Meski samar, memang terlihat penampakan Gunung Sadahurip berupa bujur sangkar persegi sebagai dasaran dengan empat sisi segitiga yang bertemu di puncak memformasi model limas, layaknya bentuk piramida.

Deduksi itu seakan mengamini kepercayaan warga setempat bahwasanya gunung yang berada di Kampung Cicapar, Pangatikan, ini menyimpan sejarah tingginya peradaban Sunda. Di dalamnya terdapat pintu masuk menuju bangunan piramida.

Keganjilan wujud Gunung Sadahurip makin ‘memedenkan’ dengan beredarnya cerita mistis di tengah masyarakat.
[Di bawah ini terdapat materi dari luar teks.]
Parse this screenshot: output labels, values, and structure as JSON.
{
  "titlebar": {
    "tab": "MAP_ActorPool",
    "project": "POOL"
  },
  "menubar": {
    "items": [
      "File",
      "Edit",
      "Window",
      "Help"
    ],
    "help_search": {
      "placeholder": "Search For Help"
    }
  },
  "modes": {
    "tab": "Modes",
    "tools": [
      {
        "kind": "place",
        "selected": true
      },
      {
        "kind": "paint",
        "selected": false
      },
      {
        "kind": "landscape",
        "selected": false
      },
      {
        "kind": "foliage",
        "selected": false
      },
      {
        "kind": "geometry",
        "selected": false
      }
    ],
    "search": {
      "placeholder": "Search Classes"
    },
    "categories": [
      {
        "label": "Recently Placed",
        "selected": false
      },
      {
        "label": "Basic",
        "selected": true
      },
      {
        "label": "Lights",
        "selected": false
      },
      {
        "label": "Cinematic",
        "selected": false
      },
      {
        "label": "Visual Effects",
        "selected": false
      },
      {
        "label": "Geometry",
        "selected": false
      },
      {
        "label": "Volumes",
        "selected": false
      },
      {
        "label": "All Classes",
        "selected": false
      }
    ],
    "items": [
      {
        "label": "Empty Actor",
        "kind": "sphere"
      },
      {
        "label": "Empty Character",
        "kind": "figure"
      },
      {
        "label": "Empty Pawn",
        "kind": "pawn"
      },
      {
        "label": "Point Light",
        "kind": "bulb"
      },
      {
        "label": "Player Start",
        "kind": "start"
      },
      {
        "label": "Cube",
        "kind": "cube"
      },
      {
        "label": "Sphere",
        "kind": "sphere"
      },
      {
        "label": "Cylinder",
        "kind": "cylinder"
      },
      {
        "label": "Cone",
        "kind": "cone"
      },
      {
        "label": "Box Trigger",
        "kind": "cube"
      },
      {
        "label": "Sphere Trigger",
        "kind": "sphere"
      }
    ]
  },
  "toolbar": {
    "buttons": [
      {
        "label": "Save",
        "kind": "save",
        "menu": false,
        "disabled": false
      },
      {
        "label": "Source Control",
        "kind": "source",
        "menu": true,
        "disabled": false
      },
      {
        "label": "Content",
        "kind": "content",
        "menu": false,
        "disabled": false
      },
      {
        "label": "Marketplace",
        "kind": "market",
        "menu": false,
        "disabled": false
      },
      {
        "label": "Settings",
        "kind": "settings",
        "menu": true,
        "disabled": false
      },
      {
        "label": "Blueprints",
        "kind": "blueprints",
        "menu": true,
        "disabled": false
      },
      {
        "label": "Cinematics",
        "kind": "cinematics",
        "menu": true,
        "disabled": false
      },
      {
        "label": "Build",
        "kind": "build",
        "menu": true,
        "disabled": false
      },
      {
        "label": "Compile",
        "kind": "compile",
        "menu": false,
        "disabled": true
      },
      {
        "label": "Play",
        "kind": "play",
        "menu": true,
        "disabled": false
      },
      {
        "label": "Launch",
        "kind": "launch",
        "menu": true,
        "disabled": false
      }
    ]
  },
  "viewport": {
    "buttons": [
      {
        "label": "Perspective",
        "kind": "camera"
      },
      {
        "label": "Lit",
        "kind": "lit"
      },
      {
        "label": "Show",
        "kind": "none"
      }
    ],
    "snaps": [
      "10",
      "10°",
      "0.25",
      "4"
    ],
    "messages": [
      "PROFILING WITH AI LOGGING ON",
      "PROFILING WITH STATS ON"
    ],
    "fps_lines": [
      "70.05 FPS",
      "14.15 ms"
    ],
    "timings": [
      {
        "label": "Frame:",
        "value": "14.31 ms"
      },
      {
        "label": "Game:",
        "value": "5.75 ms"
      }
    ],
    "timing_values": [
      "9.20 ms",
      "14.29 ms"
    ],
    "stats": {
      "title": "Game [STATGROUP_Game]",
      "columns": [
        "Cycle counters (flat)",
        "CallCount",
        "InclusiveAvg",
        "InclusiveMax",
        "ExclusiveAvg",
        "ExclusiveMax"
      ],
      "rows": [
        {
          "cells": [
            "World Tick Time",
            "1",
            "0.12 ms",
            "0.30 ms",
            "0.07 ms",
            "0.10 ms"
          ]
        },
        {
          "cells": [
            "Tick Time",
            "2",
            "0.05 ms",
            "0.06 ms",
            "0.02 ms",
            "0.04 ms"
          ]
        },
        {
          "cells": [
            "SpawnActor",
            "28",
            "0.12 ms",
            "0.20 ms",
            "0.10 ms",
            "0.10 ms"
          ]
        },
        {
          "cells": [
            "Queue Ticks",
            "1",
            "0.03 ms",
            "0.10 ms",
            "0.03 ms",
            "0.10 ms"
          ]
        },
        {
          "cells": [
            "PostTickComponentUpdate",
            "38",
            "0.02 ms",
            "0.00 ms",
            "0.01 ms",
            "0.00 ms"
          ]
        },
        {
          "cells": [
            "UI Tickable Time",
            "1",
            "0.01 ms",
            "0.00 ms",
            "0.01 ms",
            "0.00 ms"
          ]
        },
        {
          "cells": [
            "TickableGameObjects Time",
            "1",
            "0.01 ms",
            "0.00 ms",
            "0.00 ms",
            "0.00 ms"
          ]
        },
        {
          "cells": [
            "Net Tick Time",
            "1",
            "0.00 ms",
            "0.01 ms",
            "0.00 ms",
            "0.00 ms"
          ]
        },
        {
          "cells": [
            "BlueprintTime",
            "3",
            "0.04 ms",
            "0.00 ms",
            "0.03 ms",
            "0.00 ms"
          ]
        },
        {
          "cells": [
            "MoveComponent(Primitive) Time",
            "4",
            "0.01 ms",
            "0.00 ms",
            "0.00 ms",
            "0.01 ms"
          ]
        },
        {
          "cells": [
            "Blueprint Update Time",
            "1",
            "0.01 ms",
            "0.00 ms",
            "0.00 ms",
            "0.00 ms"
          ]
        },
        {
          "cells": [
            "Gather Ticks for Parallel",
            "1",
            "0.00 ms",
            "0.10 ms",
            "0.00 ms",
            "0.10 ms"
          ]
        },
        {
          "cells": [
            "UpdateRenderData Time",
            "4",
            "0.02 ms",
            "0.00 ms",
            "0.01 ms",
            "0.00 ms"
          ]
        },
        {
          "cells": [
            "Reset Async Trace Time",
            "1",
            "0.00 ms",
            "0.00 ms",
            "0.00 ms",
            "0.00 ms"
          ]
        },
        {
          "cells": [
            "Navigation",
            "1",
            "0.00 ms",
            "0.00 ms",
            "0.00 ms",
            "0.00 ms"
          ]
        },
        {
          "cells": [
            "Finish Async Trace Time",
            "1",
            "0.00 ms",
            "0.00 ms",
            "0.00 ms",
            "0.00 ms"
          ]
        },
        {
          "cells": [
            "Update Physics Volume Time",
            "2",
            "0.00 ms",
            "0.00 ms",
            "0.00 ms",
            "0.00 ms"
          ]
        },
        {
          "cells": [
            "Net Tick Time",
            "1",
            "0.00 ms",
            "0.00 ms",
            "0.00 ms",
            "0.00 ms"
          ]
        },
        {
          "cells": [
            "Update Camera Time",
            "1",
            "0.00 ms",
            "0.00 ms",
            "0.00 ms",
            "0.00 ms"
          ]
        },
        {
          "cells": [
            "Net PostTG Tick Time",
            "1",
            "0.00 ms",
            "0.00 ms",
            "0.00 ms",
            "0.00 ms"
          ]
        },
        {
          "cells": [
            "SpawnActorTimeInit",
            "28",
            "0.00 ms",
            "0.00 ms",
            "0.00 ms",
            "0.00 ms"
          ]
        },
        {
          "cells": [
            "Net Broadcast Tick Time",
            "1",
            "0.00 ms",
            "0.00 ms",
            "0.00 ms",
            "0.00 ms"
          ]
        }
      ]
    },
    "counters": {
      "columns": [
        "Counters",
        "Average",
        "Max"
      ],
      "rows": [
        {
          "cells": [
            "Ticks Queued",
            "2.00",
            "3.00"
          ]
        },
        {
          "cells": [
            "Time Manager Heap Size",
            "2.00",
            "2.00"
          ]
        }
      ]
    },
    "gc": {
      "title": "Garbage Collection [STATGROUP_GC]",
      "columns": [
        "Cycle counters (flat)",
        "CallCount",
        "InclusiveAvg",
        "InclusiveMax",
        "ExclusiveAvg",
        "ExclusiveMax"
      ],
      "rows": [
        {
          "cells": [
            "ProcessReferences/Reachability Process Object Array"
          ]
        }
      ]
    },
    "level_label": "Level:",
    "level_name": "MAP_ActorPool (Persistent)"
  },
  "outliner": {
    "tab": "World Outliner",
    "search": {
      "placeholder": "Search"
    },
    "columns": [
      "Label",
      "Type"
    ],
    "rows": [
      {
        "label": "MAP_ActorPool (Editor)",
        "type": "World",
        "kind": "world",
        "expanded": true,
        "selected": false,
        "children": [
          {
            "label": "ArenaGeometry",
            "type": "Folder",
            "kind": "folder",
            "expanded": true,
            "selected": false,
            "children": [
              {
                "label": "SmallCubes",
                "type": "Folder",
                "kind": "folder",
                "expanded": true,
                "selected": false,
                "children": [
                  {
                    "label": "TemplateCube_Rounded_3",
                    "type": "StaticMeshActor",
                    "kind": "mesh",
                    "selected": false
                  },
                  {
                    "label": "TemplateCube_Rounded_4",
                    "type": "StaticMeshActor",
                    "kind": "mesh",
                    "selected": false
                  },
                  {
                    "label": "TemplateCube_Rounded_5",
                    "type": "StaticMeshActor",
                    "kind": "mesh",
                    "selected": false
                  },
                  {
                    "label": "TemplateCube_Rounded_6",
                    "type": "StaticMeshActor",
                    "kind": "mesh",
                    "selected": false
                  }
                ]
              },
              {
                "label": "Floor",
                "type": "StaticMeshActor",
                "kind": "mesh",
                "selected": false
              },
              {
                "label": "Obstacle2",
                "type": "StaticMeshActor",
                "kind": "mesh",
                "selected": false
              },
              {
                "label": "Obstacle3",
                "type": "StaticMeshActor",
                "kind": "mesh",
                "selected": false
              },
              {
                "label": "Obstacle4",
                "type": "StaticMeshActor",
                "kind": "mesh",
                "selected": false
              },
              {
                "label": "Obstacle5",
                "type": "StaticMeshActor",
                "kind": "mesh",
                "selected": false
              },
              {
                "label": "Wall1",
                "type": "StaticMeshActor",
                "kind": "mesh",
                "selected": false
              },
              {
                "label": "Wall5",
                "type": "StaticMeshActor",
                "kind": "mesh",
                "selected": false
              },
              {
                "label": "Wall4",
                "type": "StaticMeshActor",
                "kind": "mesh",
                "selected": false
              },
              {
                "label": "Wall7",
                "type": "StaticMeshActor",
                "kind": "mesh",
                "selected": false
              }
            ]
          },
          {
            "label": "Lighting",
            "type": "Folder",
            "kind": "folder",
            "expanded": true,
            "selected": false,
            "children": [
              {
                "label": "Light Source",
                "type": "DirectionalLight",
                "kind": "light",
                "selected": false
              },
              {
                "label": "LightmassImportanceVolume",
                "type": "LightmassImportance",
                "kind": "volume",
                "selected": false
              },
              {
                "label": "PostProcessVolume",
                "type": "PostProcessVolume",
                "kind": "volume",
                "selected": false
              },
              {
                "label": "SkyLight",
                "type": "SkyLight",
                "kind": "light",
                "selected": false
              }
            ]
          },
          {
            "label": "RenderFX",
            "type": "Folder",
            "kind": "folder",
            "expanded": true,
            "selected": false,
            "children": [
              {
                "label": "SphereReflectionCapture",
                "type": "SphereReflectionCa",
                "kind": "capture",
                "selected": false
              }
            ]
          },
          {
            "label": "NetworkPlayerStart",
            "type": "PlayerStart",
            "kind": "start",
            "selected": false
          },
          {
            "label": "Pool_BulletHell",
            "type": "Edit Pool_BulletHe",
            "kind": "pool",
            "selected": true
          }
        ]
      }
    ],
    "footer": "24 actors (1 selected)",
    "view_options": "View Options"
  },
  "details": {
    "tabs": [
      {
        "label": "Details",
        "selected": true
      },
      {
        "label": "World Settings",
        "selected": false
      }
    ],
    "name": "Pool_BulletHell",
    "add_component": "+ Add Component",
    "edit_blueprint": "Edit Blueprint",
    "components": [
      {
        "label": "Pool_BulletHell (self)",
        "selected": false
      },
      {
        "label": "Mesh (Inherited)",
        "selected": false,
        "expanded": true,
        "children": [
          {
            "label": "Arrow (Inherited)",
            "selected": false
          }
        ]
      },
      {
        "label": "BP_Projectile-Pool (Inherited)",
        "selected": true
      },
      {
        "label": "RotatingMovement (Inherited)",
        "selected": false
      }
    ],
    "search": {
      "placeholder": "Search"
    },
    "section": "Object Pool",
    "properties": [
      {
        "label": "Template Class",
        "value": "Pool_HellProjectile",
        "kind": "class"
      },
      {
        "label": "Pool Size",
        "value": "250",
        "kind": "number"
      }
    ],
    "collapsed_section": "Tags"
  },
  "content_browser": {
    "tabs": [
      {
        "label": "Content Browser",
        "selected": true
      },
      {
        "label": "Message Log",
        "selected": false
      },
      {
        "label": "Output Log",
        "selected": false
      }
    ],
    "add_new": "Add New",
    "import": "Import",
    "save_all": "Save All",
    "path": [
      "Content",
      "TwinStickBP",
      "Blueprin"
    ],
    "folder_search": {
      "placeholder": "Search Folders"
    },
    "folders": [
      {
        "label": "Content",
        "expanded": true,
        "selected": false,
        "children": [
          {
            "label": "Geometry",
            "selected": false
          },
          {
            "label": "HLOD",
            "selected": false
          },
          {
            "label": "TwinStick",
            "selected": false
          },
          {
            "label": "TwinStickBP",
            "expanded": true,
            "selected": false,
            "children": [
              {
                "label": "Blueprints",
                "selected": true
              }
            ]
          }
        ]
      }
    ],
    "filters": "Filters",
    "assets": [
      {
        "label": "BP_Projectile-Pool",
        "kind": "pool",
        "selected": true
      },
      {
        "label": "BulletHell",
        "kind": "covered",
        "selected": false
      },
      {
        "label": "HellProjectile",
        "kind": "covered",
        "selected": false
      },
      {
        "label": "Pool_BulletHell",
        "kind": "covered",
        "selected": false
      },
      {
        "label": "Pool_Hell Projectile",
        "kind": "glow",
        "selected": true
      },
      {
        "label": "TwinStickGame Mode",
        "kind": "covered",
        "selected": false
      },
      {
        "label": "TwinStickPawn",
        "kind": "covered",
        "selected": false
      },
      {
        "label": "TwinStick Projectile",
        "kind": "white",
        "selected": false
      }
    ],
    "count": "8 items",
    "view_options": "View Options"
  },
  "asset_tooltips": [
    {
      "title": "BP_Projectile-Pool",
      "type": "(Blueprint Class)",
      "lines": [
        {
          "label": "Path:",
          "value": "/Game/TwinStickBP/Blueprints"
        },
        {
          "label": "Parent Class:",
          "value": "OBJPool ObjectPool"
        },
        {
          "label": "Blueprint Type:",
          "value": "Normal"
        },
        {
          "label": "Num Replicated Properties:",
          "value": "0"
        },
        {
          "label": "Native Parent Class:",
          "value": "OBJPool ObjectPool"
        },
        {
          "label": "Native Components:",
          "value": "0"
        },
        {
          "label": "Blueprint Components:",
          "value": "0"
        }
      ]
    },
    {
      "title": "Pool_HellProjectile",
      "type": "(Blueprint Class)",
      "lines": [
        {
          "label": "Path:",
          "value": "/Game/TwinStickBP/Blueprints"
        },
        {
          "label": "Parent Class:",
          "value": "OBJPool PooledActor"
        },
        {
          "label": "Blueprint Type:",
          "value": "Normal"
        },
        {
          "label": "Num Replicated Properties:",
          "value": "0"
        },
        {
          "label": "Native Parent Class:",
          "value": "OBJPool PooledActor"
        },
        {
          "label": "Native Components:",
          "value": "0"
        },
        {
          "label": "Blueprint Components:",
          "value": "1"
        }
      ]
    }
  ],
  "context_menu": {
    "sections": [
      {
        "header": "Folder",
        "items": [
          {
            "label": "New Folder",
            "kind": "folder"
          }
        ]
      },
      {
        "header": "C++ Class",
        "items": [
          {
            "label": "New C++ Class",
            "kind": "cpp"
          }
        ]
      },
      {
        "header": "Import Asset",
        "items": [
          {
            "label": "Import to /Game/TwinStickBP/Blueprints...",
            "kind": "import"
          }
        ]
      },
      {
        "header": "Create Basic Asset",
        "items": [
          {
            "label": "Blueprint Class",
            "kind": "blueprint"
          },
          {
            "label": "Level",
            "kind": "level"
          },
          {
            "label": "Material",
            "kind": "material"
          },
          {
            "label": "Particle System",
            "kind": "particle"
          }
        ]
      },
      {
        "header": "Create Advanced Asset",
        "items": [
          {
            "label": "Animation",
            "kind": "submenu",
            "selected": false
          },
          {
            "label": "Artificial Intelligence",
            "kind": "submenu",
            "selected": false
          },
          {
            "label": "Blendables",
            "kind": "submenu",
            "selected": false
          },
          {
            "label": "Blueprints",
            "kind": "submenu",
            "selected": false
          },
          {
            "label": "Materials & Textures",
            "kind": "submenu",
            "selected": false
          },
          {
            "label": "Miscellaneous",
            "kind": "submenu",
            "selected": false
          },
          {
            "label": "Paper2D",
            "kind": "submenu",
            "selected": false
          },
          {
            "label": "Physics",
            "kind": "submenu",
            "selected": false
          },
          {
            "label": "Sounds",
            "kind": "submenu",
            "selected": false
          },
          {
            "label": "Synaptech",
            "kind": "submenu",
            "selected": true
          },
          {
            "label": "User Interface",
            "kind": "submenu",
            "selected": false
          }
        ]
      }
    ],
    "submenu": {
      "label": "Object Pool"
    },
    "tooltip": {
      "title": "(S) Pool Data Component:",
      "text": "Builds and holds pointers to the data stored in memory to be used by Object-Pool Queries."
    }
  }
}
Gunung purba dengan tinggi 1.700-an m ini tak pernah longsor meski tak banyak tanaman keras yang tumbuh di atasnya.

Mereka percaya, fenomena aneh tersebut karena adanya piramida yang bersemayam di dalamnya. Dan mereka tak berani menggali Sadahurip lebih lanjut sebab bakal ada kutukan bencana alam nan besar.

Namun, para pakar kegunungapian tetap berpendirian teguh pada kajian ilmiah. Keberadaan piramida hanyalah isapan jempol.

Berdasarkan uji carbon, Gunung Sadahurip diperkirakan berusia dua hingga lima juta tahun. Tak ada peradaan manusia yang semaju itu waktu itu untuk membangun sebuah piramida. Teknologi yang dikenal baru sebatas peralatan batu.

Sadahurip terbentuk akibat magma yang tidak meletus. Magma itu mendorong perut bumi, selanjutnya lava yang keluar membentuk permukaan bumi menyerupai gunung. Sealamiah itu dalam penelitian tim ahli.

Jadi, mana yang benar, Maszeh!?

Benarkan saja opiniku, bahwa Raja Firaun tidak dikuburkan di ‘Piramida Sadahurip’ ini.